Coming to terms with cancer
The diagnosis left me reeling, and I wondered how long I had to live. I felt completely helpless. After pulling myself together, I called the surgical oncologist that my urologist had recommended and made an appointment. During our meeting, he described how he would perform the surgery and explained the side effects I would likely experience, including temporary incontinence and erectile dysfunction. I was so anxious and stressed, I honestly couldn’t comprehend all that he said.
After doing some online research about prostate cancer, including how outcomes are worse for African American men, I scheduled the earliest surgical date I could get.
Coping with treatment side effects
Despite the warnings about the potential side effects from surgery, I was totally unprepared for its aftermath. I awoke after the operation with a urinary catheter, which remained inserted for 2 weeks. Continued urinary issues after the catheter was removed caused me to wear incontinence underwear, which was humiliating. But the worst was to come.
My oncologist said that the cancer, although early stage, was aggressive, and he recommended 37 rounds of adjuvant radiation therapy and injections of hormone therapy to reduce my levels of testosterone and decrease my risk of recurrence.
The radiation therapy left me so fatigued that I was unable to work for a year. The hormone therapy made me so emotional that touching television commercials brought me to tears. The treatment also caused frequent hot flashes, weight gain, and loss of muscle mass. I even started losing my hair, although I’m not sure why. The bottom line is, I was a mess and sure I was “circling the drain.”
Realizing I needed help, I sought the services of a social worker in the oncology department of my hospital. Within the first session with her, it felt like a giant weight had been lifted. She listened to me and validated my feelings in a way my oncologist had not. She suggested online support groups I might find helpful and recommended I join the hospital’s art therapy program for cancer survivors.

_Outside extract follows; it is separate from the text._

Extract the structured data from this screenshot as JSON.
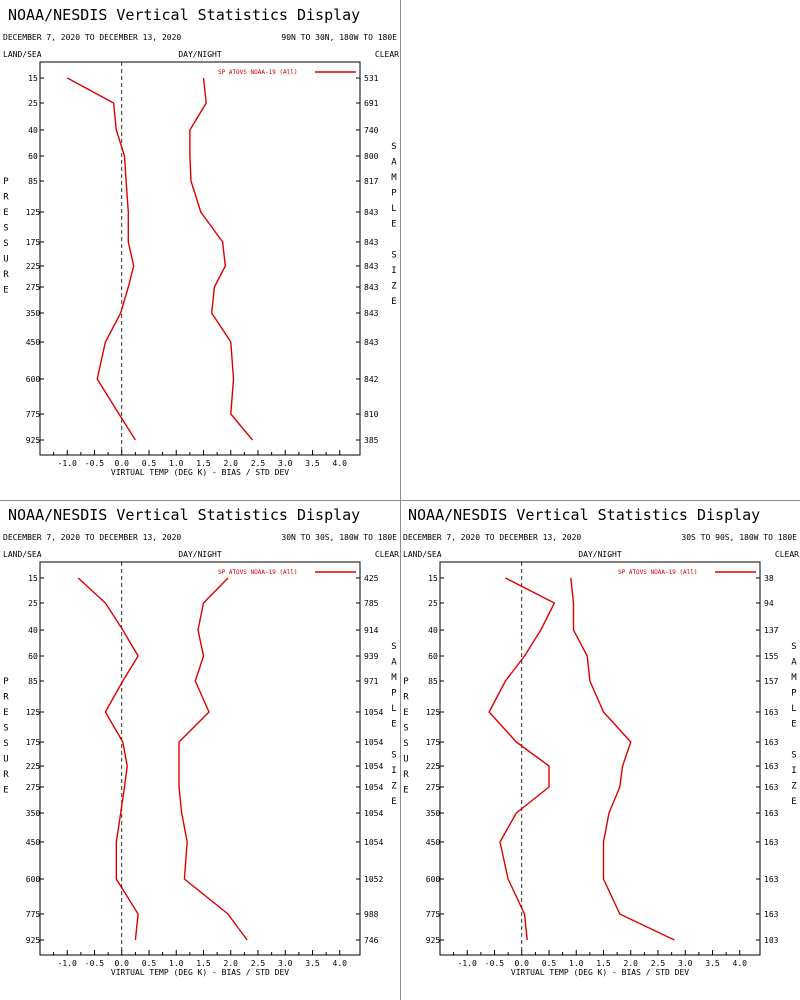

At first, I was skeptical because the program included all women—mostly breast cancer survivors—and I wasn’t sure how I would fit in. But I was so desperate to get better, emotionally and physically, that I decided to take the chance. I had no idea how drastically the program would change my life.
Living my best life
The women in my art therapy program taught me how to open up and share my feelings. The experience was exhilarating and freeing. I next joined a cancer support group traveling to India. There, I learned lessons of gratitude and the importance of giving back. When I returned home, I launched Men Actively Creating Healthy Outcomes (MACHO), an online resource to raise awareness about cancer risk and improve men’s overall health.
Today, I visit churches and health fairs and speak to African American men about the cancers that are especially devastating for them, including prostate, colorectal, and lung cancers. I also urge them to receive cancer screenings. Additionally, I started a cancer support breakfast for men to help connect survivors and provide a safe place where they can share their feelings and find fellowship.
My newfound advocacy led me to my current position as the coordinator of cancer survivorship programs at the Samuel Oschin Comprehensive Cancer Institute at Cedars-Sinai Medical Center in Los Angeles. Over the past 5 years, I’ve met the most wonderful, courageous, and generous people in the world. They have changed my life, and I hope I am making a difference in their lives as well.
This past April, I celebrated a year of being cancer-free, and I’m living my best life. I’m grateful for the wonderful care and support I received throughout my cancer journey, which has led me to a new life purpose. But more than that, I’m grateful I now get to help other survivors rebuild their lives and find their new purpose. Life doesn’t get any better than this.